A Sunday picnic in the park in New York City. A courting couple, sweet music, sunlight. But also the ever-present memory of pain and loss, in the wake of World War I. Hank, a young veteran of the Great War, is tethered to Horatio, a soldier who died in that same war. Lilian, Hank’s sweetheart, wishes to meet Hank without the presence of his dead double—something Hank can’t agree to. Lilian and the other people in the park also have their own traumas and griefs, not all directly related to the war, and embodied in different and surprising ways. The rich prose of this story drew me in from the first line. This is a tale that entwines grief and beauty, trauma and hope. It’s a brief moment in time, a single afternoon at the park, told in honey-rich prose, sewn with both sweetness and pain. 

 

“Hungry as the Mirror Bright” by Micah Dean Hicks in Lightspeed

Hundreds clustering low and high, dressed fine in egg shell and spider silk, tea towel and toad skin. They bobbed in clouds of lantern-light, abdomens spilling gold, drawing lines of fire against the black. Laughter chimed, and berry wine breath spilled down the breeze. Dew-touched and nectar-lipped, their chitin oiled shining.

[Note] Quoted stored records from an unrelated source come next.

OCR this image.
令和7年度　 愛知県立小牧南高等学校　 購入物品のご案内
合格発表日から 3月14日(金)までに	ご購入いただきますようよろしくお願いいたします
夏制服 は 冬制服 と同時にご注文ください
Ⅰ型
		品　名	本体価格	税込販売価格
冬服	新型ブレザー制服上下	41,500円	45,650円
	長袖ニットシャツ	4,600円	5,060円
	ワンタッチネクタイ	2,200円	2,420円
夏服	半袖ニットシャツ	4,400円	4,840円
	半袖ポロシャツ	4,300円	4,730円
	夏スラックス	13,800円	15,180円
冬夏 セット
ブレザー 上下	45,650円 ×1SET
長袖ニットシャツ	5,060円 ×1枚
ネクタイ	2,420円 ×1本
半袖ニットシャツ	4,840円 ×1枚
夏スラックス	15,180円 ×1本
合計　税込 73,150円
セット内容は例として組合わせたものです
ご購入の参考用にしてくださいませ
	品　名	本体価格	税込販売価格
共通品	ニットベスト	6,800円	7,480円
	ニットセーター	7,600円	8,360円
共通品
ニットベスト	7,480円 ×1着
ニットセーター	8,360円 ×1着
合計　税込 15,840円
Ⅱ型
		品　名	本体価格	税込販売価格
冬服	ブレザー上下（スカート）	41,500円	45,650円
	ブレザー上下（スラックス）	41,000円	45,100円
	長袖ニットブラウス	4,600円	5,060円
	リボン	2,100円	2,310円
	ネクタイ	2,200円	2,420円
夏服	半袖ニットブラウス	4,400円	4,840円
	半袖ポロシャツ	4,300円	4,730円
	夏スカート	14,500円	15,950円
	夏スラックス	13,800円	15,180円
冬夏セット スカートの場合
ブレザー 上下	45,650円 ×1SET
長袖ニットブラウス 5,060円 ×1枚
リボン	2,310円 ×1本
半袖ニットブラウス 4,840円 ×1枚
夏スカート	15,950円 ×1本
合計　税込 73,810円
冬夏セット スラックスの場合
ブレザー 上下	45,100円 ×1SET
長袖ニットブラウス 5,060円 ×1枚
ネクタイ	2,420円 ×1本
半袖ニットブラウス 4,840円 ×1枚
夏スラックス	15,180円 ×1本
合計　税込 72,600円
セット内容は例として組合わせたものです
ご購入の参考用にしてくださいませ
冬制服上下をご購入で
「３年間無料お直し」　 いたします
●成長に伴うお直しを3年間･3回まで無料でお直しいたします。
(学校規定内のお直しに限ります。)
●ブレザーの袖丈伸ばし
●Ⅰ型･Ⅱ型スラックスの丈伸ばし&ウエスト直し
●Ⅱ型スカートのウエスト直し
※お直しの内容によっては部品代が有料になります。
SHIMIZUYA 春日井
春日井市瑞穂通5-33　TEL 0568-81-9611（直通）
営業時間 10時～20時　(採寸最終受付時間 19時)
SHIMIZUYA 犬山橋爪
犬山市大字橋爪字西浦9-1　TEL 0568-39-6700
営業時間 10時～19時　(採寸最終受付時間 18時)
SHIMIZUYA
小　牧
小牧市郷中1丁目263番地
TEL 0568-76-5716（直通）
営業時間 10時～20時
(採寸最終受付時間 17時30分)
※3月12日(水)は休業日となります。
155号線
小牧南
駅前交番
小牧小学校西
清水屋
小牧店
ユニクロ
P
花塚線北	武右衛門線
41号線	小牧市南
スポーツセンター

A sumptuously dark, gorgeously macabre story of hunger and need and fairy revels, with fairies as you’ve never quite seen them before In the author interview, Hicks mentions that one of the inspirations for the fairy depiction here was “cannabilistic fireflies,” to give you a hint of the gruesome wonders of this story.


“Water and Glass” by Megan Baffoe in Worlds of Possibility, August 2022 Issue.

There is nothing that we fear more than reflections. We shut our eyes tightly when the rain begins to fall, descend into showers with eye-guards on and our necks twisted rigid to keep them upright. We hide the Thames behind thick white walls, stone-faced guards baring batons at anyone approaching.

 

In an alternate London, mirrors and reflective surfaces are feared because to look into one is to possibly disappear: to pass into the mirror-world on the other side. Sometimes the people who have passed to the other side come back: mirror-people wondrously transformed. A woman with fox-paws, a man with hair of bronze and gold and silver. Trees with the faces of women. Most people fear and shun those from the mirror-world. But the narrator and her friends—all children—find the mirror-people fascinating. A story that starts off on notes on foreboding, but takes a surprising turn. A wondrously fantastical story of beauty, discovery, and transformation.


More on Worlds of Possibility, August 2022 issue

Worlds of Possibility is a new speculative arts project that launched this year. “Water and Glass” appears in the August 2022 issue, which was kindly offered to me as a free review copy by editor and founder Julia Rios. I’ve long admired Rios’ editing work at Strange Horizons, Fireside, and other places, so I gladly accepted. Although I singled out Megan Baffoe’s story here, the entire issue is worth reading. This digital magazine features speculative art, fiction, and poetry. In the August issue, alongside Megan Baffoe’s “Water and Glass,” Keyan Bowes offers up a savory dish of family love, diaspora, and hope in “Bidaai ki Chicken Curry.” Lena Ng gives us a light-hearted adventure in “A Saturday Out,” as a bike ride becomes more than what a couple expects, and in Die Booth’s “What It Takes to Stay Wild,” a character finds unexpected hope waiting at a bus stop in the rain. These tales are bookended by a pair of lovely micro-fictions by Marc A. Criley, “Fencepost” and “Tree,” two related pieces about healing and renewal. Taken together, the stories of this issue are about transformation, hope, and renewal. This particular issue also features art and illustrations by Ukrainian artists; a particular favorite of mine was the piece, “Wheat Fields on Fire,” by Lesia Korol.  The official website for this project states: ““Worlds of Possibility works leave us with a sense of hope, peace, or contentment.” Based on what I’ve seen from this issue, Rios and the writers/artists involved are indeed making good on that promise.